If you have been following my blog then you will know that I am going through some tough battles at the moment. I am in the process of finding out if I have Chronic Fatigue Syndrome and Fibromyalgia (twelve month waiting list for the local fatigue clinic – way to go NHS waiting times, only another possible nine months to wait). After having ruled out the majority of potential illnesses and disorders that a GP can exclude I am now going through the wonderful process of trying to find some way of managing the pain and fatigue so that I can function like a “normal” human.

My first crochet project

My first crochet project

Last time I wrote about My life, my journey… I was waiting to see my doctor again as I had been experiencing the worst flare I have ever had. The outcome was an increase of Gabapentin to 600mg per day and to go back on the Amitriptyline with a dose of 20mg per day (to help me stay asleep at night). Three weeks on and I am noticing a difference, I certainly hadn’t been feeling as tired as before, for the most part and the pain is more manageable than previously. However I am finding that most days I am maxing out on Paracetamol still (and the occasional Ibuprofen).

I forgot to keep up with the mild muscle & relaxation exercise techniques that I was going to try out, mainly due to the fact that my memory is shot to pieces and my brain seems more fuddled than I am used to. That is not to say I am not exercising though.  Over the past three weeks, I have managed to continue two regular garden stints (i.e watering, planting, pruning) a day and I have taken up crochet too (to keep me off Facebook and give me something constructive to do while recovering).

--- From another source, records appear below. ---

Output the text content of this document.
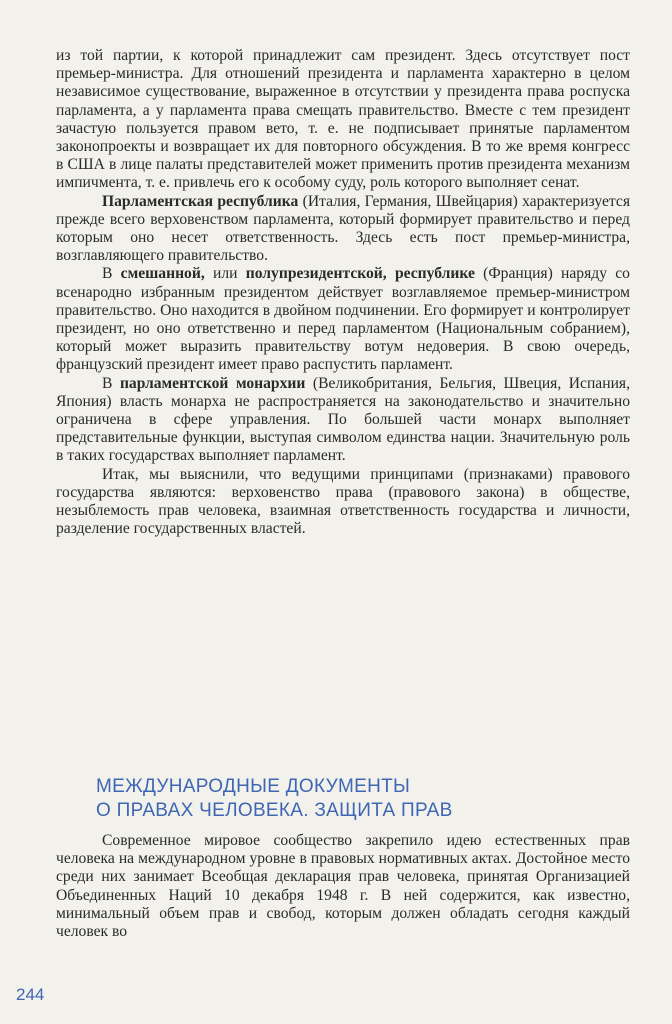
из той партии, к которой принадлежит сам президент. Здесь отсутствует пост премьер-министра. Для отношений президента и парламента характерно в целом независимое существование, выраженное в отсутствии у президента права роспуска парламента, а у парламента права смещать правительство. Вместе с тем президент зачастую пользуется правом вето, т. е. не подписывает принятые парламентом законопроекты и возвращает их для повторного обсуждения. В то же время конгресс в США в лице палаты представителей может применить против президента механизм импичмента, т. е. привлечь его к особому суду, роль которого выполняет сенат.

Парламентская республика (Италия, Германия, Швейцария) характеризуется прежде всего верховенством парламента, который формирует правительство и перед которым оно несет ответственность. Здесь есть пост премьер-министра, возглавляющего правительство.

В смешанной, или полупрезидентской, республике (Франция) наряду со всенародно избранным президентом действует возглавляемое премьер-министром правительство. Оно находится в двойном подчинении. Его формирует и контролирует президент, но оно ответственно и перед парламентом (Национальным собранием), который может выразить правительству вотум недоверия. В свою очередь, французский президент имеет право распустить парламент.

В парламентской монархии (Великобритания, Бельгия, Швеция, Испания, Япония) власть монарха не распространяется на законодательство и значительно ограничена в сфере управления. По большей части монарх выполняет представительные функции, выступая символом единства нации. Значительную роль в таких государствах выполняет парламент.

Итак, мы выяснили, что ведущими принципами (признаками) правового государства являются: верховенство права (правового закона) в обществе, незыблемость прав человека, взаимная ответственность государства и личности, разделение государственных властей.

МЕЖДУНАРОДНЫЕ ДОКУМЕНТЫ
О ПРАВАХ ЧЕЛОВЕКА. ЗАЩИТА ПРАВ

Современное мировое сообщество закрепило идею естественных прав человека на международном уровне в правовых нормативных актах. Достойное место среди них занимает Всеобщая декларация прав человека, принятая Организацией Объединенных Наций 10 декабря 1948 г. В ней содержится, как известно, минимальный объем прав и свобод, которым должен обладать сегодня каждый человек во

244
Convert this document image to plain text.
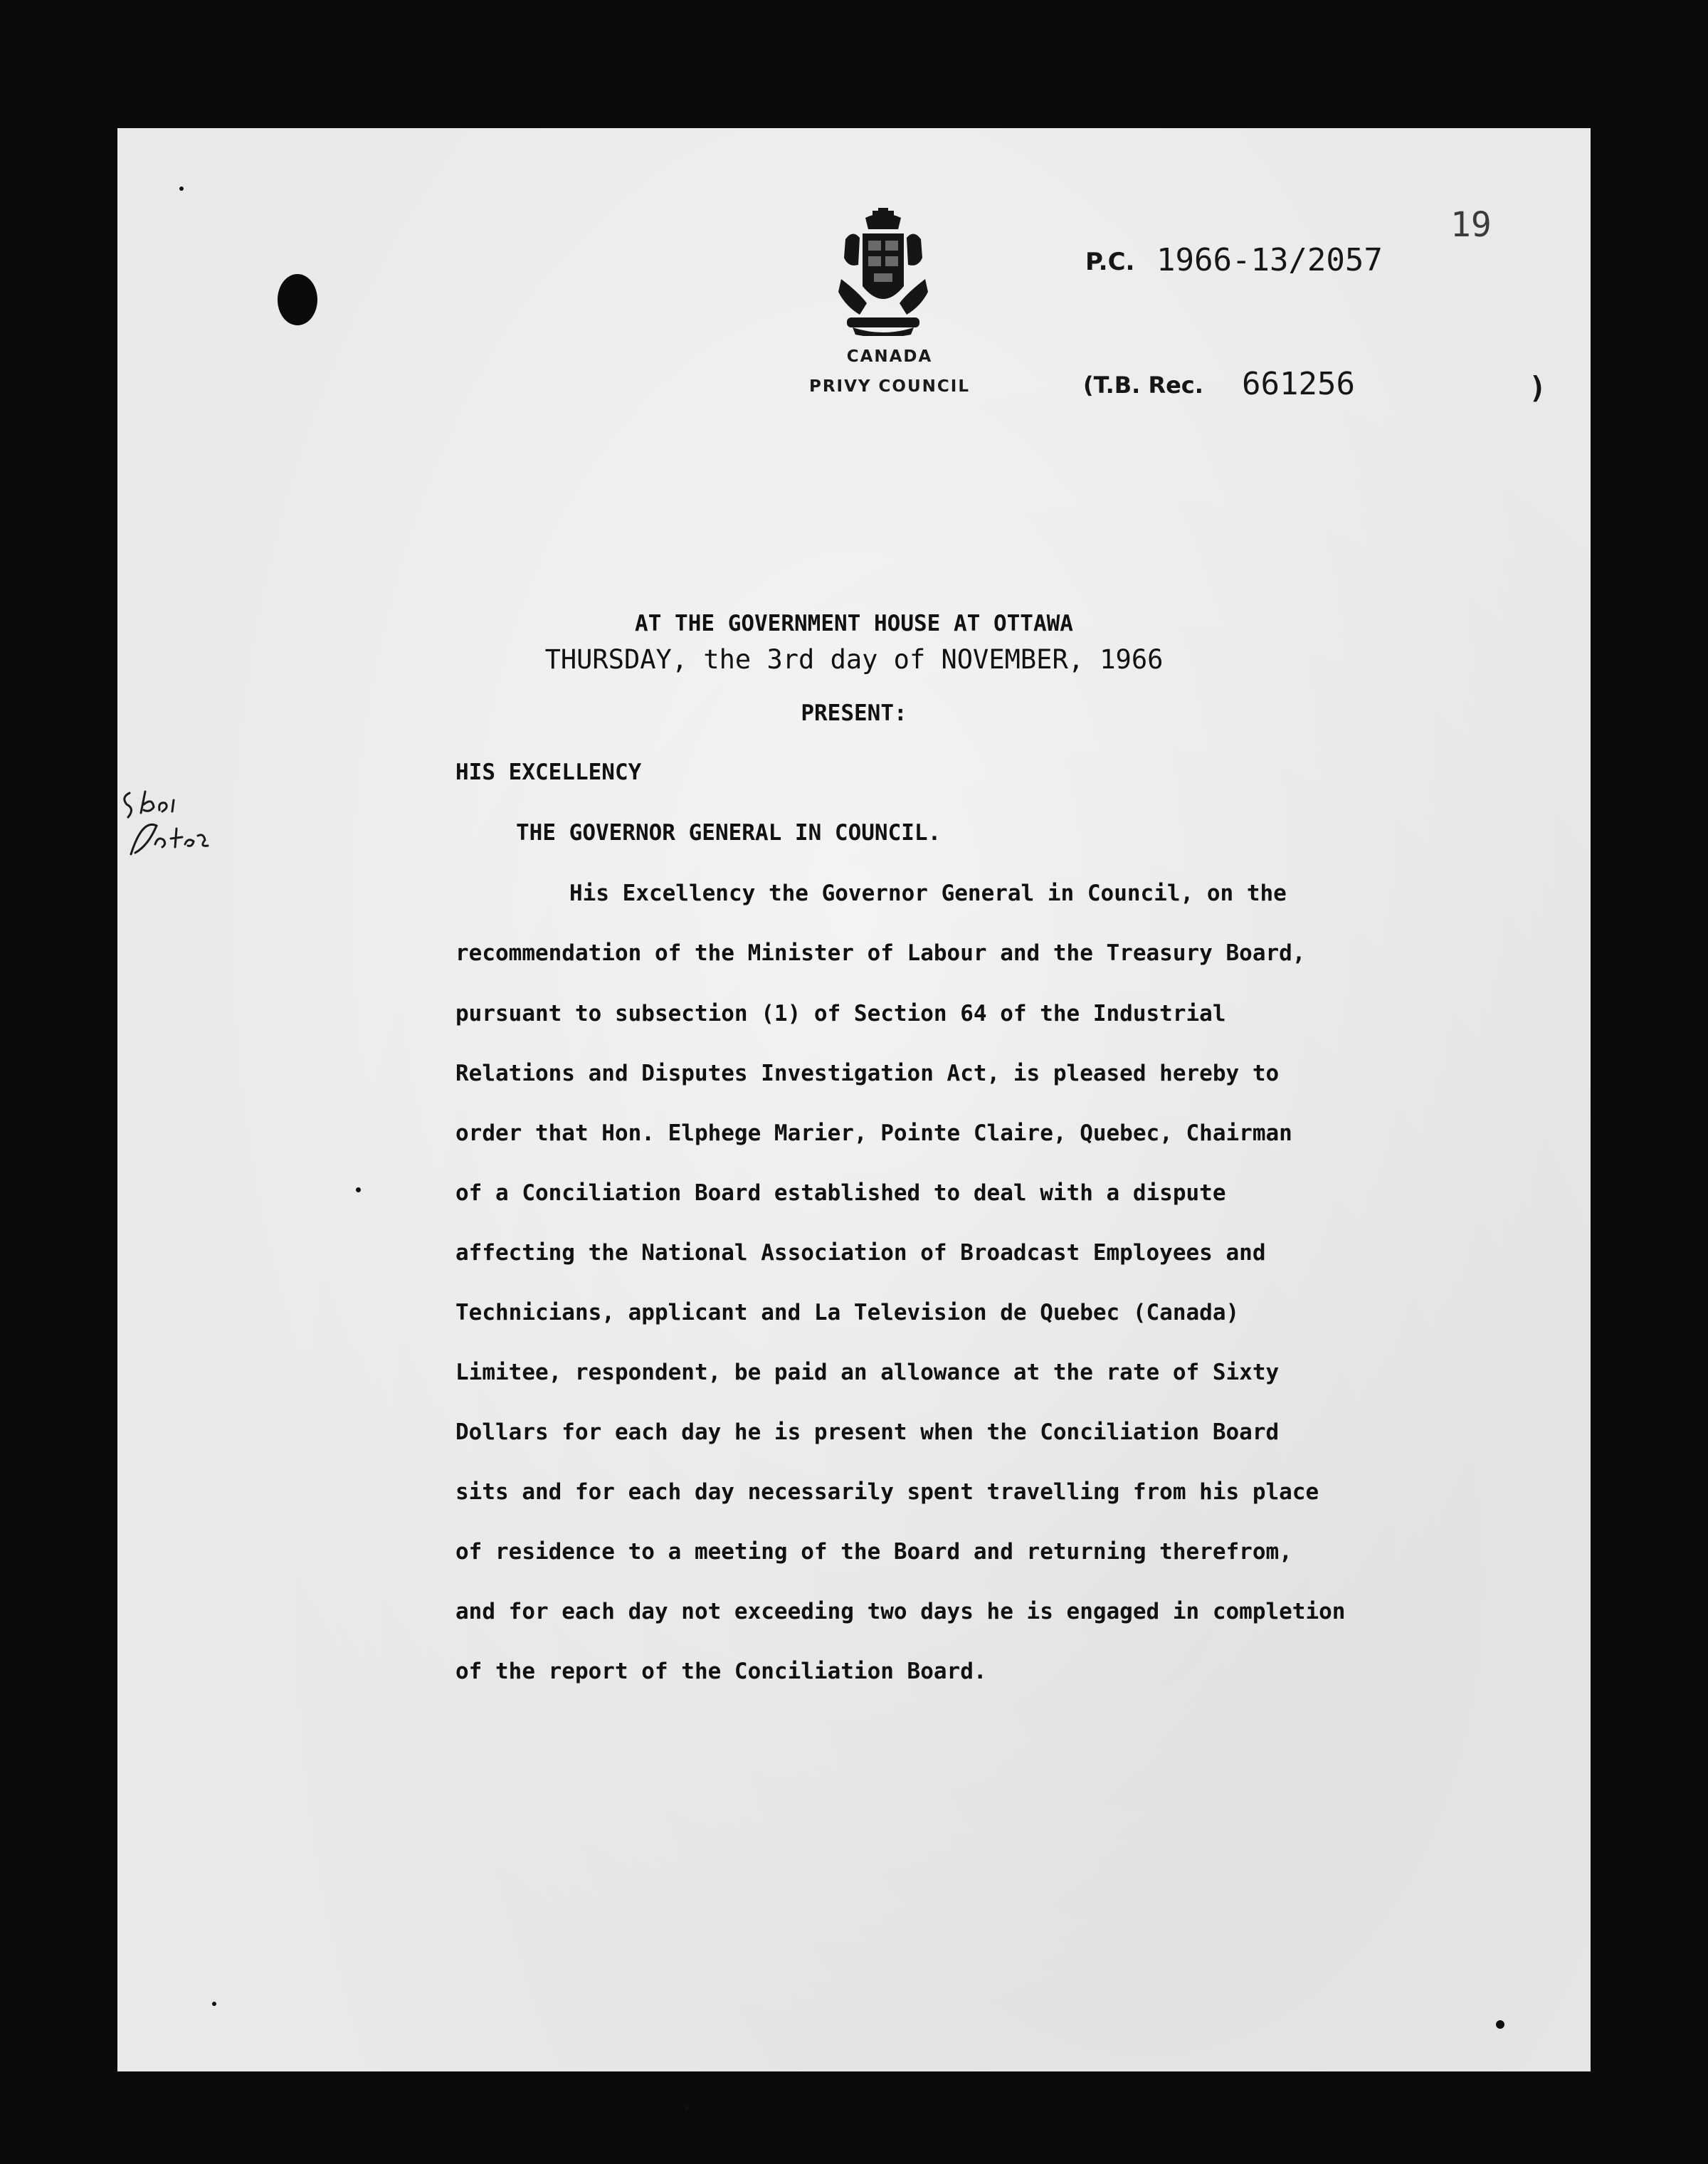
CANADA
PRIVY COUNCIL
P.C. 1966-13/2057
19
(T.B. Rec. 661256	)
AT THE GOVERNMENT HOUSE AT OTTAWA
THURSDAY, the 3rd day of NOVEMBER, 1966
PRESENT:
HIS EXCELLENCY
THE GOVERNOR GENERAL IN COUNCIL.
His Excellency the Governor General in Council, on the
recommendation of the Minister of Labour and the Treasury Board,
pursuant to subsection (1) of Section 64 of the Industrial
Relations and Disputes Investigation Act, is pleased hereby to
order that Hon. Elphege Marier, Pointe Claire, Quebec, Chairman
of a Conciliation Board established to deal with a dispute
affecting the National Association of Broadcast Employees and
Technicians, applicant and La Television de Quebec (Canada)
Limitee, respondent, be paid an allowance at the rate of Sixty
Dollars for each day he is present when the Conciliation Board
sits and for each day necessarily spent travelling from his place
of residence to a meeting of the Board and returning therefrom,
and for each day not exceeding two days he is engaged in completion
of the report of the Conciliation Board.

I revived these flowers over the past month

I revived these flowers over the past month

Although I am doing my best to keep myself active, I have noticed a decline in my social interactions. I haven’t been out very much and I haven’t kept up with my favourite hobbies. The only socialising I have been doing is when people come over here to visit or via social networks and even that has been tough on the old grey cells. Which leads me to believe that the latest flare has left me feeling very fragile on an emotional level. I have been hiding away almost like a hermit trying to protect myself from the outside world and all its influences. But what help is that to me really? All it has done has begun to cause all the negative thought patterns to creep back into my mind. Such as feeling guilt about not keeping the home clean and tidy and not seeing friends, anxiety and panic about how to keep the bills paid, feelings of uselessness or failure that I am not doing right by my children. All the emotions that if not dealt with can push me the over the edge into the dark abyss of depression. Thankfully my close family are very understanding and see my internal battles on an daily basis and allow me / encourage me to speak out. This is what really helps to keep the depression at bay.

FODMAP foods

FODMAP foods

Saying that though, there has been a slight “plus” side to having rested so much over the past month. With the fatigue levels almost at “my normal” and the pain virtually manageable I have been able to concentrate more on my diet, that is the diet where I find foods that don’t make me feel unwell and discover the foods that will eventually make me thrive and put on a little more weight again. I have already been on a gluten free diet for 10 months but have recently been asked by the GP to try the FODMAP diet. I don’t know much about it other than it is meant to be a good one for IBS sufferers. Basically there are many good foods out there that aggravate the intestines & bowels. Anyway, what I have had to do is eliminate certain foods containing fructose, lactose and other words I cannot remember or spell. When I first read through the list of foods containing FODMAPs I was able to eliminate a very large proprtion of them as they were foods that I don’t have anyway, which pretty much left just lactose products and a few of my favourite fruits. So this month I have cut out milk and other dairy products… And what a change I have noticed. On the occasions where it has been pretty much unavoidable but to have milk in a hot drink, guess what? It has aggravated the IBS symptoms. Trouble is I now have to read every set of ingredients on everything I plan to eat which makes choosing some foods a mammoth task.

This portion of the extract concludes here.